A lovely digression offers itself here (“When you come to a fork in the road – take it,” said Yogi Berra). Much if not all of Pat Conroy’s early and middle work was written at or against his late father, so ably represented as the hot-shot jet fighter pilot in “The Great Santini.” When Conroy’s father died, so in effect did Conroy’s career. He literally had no one to write at or against. Instead, Conroy began having lively, intimate conversations with bottles and bad luck with subsequent narratives. Until. Until he fell into reminiscences in which he could reprise his father, reconnecting with the equation of Pat Conroy as Ahab, his father as the great white whale. Check out Conroy’s “return” to writing with “My Losing Season,” nonfiction, featuring Conroy’s time as a college basketball player and the reactions to his miserable performance, not by his coach but by Conroy, Sr.
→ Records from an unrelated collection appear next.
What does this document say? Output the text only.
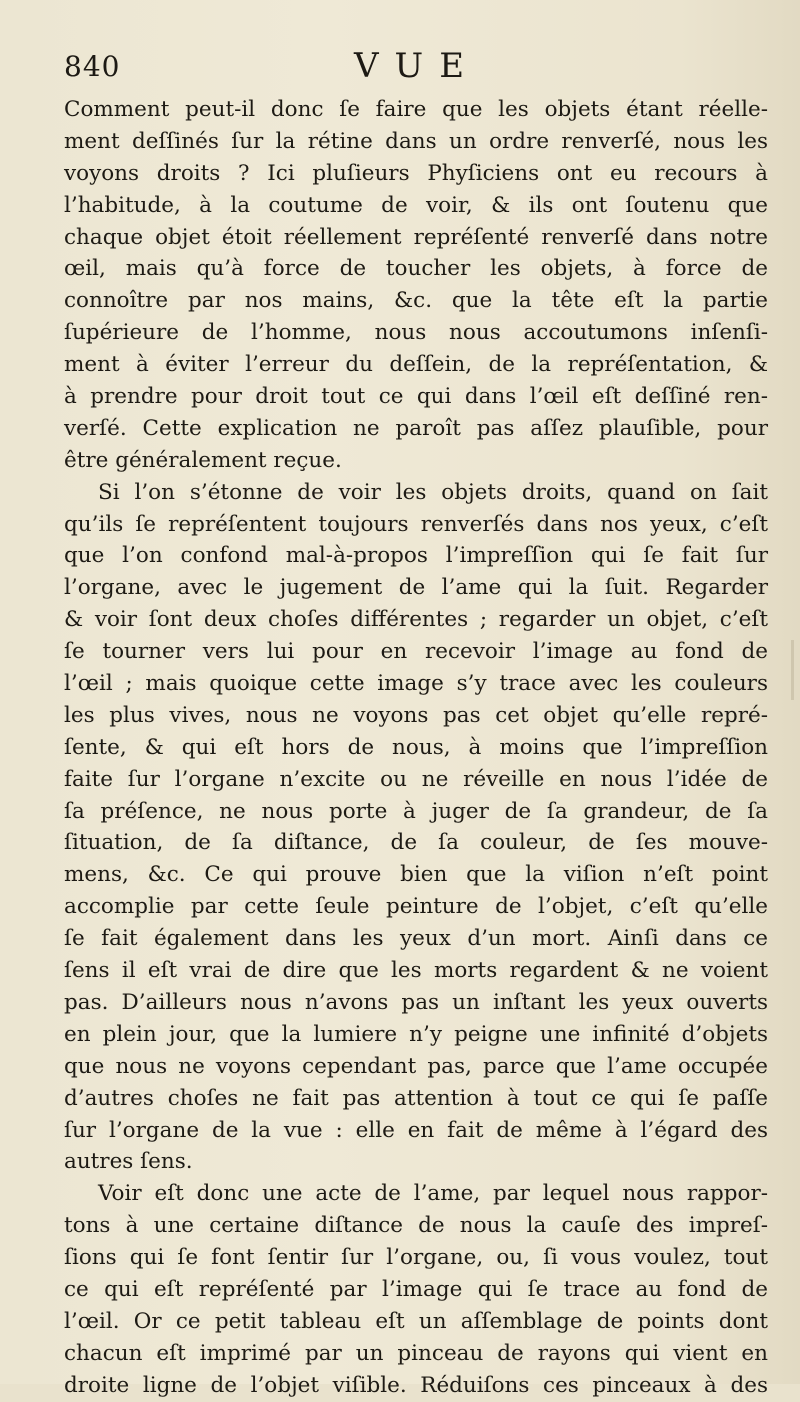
840	VUE
Comment peut-il donc ſe faire que les objets étant réelle-
ment deſſinés ſur la rétine dans un ordre renverſé, nous les
voyons droits ? Ici pluſieurs Phyſiciens ont eu recours à
l’habitude, à la coutume de voir, & ils ont ſoutenu que
chaque objet étoit réellement repréſenté renverſé dans notre
œil, mais qu’à force de toucher les objets, à force de
connoître par nos mains, &c. que la tête eſt la partie
ſupérieure de l’homme, nous nous accoutumons inſenſi-
ment à éviter l’erreur du deſſein, de la repréſentation, &
à prendre pour droit tout ce qui dans l’œil eſt deſſiné ren-
verſé. Cette explication ne paroît pas aſſez plauſible, pour
être généralement reçue.
Si l’on s’étonne de voir les objets droits, quand on ſait
qu’ils ſe repréſentent toujours renverſés dans nos yeux, c’eſt
que l’on confond mal-à-propos l’impreſſion qui ſe fait ſur
l’organe, avec le jugement de l’ame qui la ſuit. Regarder
& voir ſont deux choſes différentes ; regarder un objet, c’eſt
ſe tourner vers lui pour en recevoir l’image au fond de
l’œil ; mais quoique cette image s’y trace avec les couleurs
les plus vives, nous ne voyons pas cet objet qu’elle repré-
ſente, & qui eſt hors de nous, à moins que l’impreſſion
faite ſur l’organe n’excite ou ne réveille en nous l’idée de
ſa préſence, ne nous porte à juger de ſa grandeur, de ſa
ſituation, de ſa diſtance, de ſa couleur, de ſes mouve-
mens, &c. Ce qui prouve bien que la viſion n’eſt point
accomplie par cette ſeule peinture de l’objet, c’eſt qu’elle
ſe fait également dans les yeux d’un mort. Ainſi dans ce
ſens il eſt vrai de dire que les morts regardent & ne voient
pas. D’ailleurs nous n’avons pas un inſtant les yeux ouverts
en plein jour, que la lumiere n’y peigne une infinité d’objets
que nous ne voyons cependant pas, parce que l’ame occupée
d’autres choſes ne fait pas attention à tout ce qui ſe paſſe
ſur l’organe de la vue : elle en fait de même à l’égard des
autres ſens.
Voir eſt donc une acte de l’ame, par lequel nous rappor-
tons à une certaine diſtance de nous la cauſe des impreſ-
ſions qui ſe font ſentir ſur l’organe, ou, ſi vous voulez, tout
ce qui eſt repréſenté par l’image qui ſe trace au fond de
l’œil. Or ce petit tableau eſt un aſſemblage de points dont
chacun eſt imprimé par un pinceau de rayons qui vient en
droite ligne de l’objet viſible. Réduiſons ces pinceaux à des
Now the digression pays off, two-fold. Writers frequently write to someone, as Calvin Trillin did to Alice. Just as frequently, writers write at someone, as Conroy does to Conroy, Sr. The poignant thing to observe all through “About Alice” is the way Trillin still writes to Alice, as though the very special presence of her is watching over his shoulder.
“About Alice” first appeared in shorter form in The New Yorker, bringing forth an avalanche of positive comments from readers, causing one to reveal that she had given a copy to her boyfriend, wondering, “will he [the boyfriend] love me like Calvin loves Alice?”
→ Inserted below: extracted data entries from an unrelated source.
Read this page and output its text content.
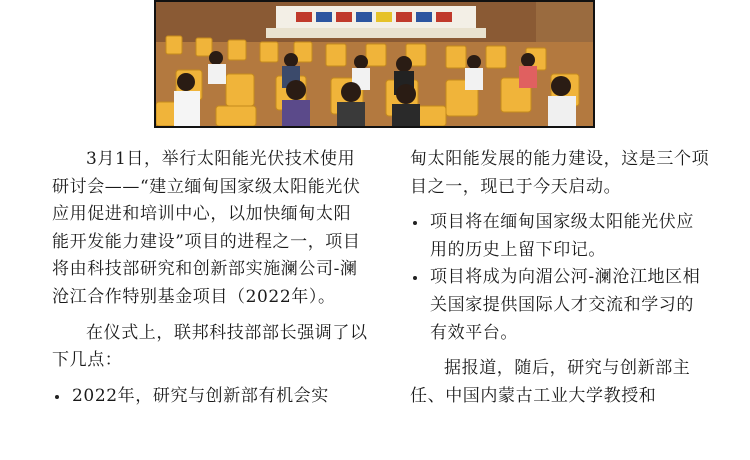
3月1日，举行太阳能光伏技术使用研讨会——“建立缅甸国家级太阳能光伏应用促进和培训中心，以加快缅甸太阳能开发能力建设”项目的进程之一，项目将由科技部研究和创新部实施澜公司-澜沧江合作特别基金项目（2022年）。

在仪式上，联邦科技部部长强调了以下几点：

2022年，研究与创新部有机会实

甸太阳能发展的能力建设，这是三个项目之一，现已于今天启动。

项目将在缅甸国家级太阳能光伏应用的历史上留下印记。
项目将成为向湄公河-澜沧江地区相关国家提供国际人才交流和学习的有效平台。

据报道，随后，研究与创新部主任、中国内蒙古工业大学教授和
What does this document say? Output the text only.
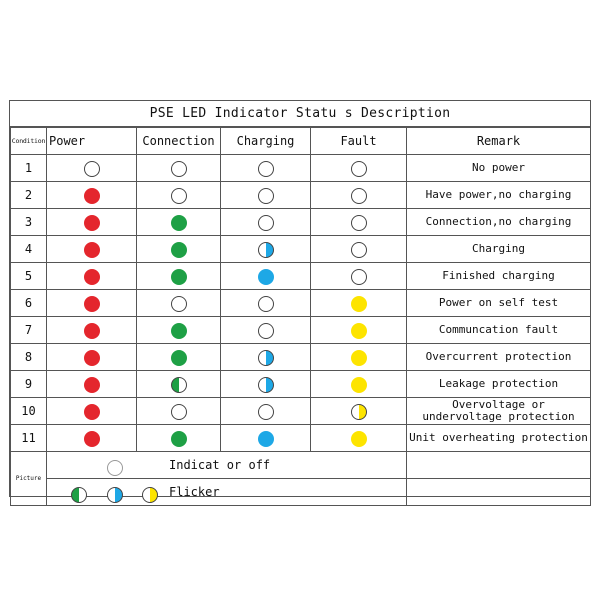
PSE LED Indicator Statu s Description
Condition	Power	Connection	Charging	Fault	Remark
1					No power
2					Have power,no charging
3					Connection,no charging
4					Charging
5					Finished charging
6					Power on self test
7					Communcation fault
8					Overcurrent protection
9					Leakage protection
10					Overvoltage or
undervoltage protection

11					Unit overheating protection
Picture	Indicat or off				

	Flicker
It is a no-brainer to do a take-off on Heraclitus (575-435 BC) and his argument about the constant movement of things – everything is in flux; change is real, stability is illusion – the famous “No one can wade in the same river twice.” Our modern version: No two readers see exactly the same book. Indeed, although most reviews of “Alice” are unstinting in their admiration, they all appear to be praising a different book, which speaks to the evocative quality both of Trillin’s descriptions of his time with Alice and of his overall narrative tone. He began writing, he tells us, “not sure whether I understood what the book was about.”
Calvin Trillin’s observation neatly places him in the now lonely gloom of the apartment Joan Didion shared with John Gregory Dunne, a good friend bringing a gift of comfort food and the sense of a human presence to momentarily fill in a wrenching gap as Didion began to sort out remembered events to make sense of them – for herself and for us.
Clearly, Calvin Trillin still loves Alice.
Clearly, what he has written is, even though he did not plan to at the outset, a description of a splendid marriage.
Alice Trillin lived long enough to see both her daughters married to husbands she considered good for the long haul. Calvin Trillin wrote: “I know what Alice, the incorrigible and ridiculous optimist, would have said about a deal that allowed her to see her girls grow up: ‘Twenty-five years! [the amount of time she had left after being first diagnosed, then treated for aggressive lung cancer] ‘I’m so lucky!’ I try to think of it in those terms, too. Some days I can and some days I can’t.”
Each of the chapters of this short, remarkable text, begins with an epigram about Alice, taken from one of Trillin’s earlier books. Through these words – the epigrams and related narrative that follows – a door opens, allowing you a glimpse of something special.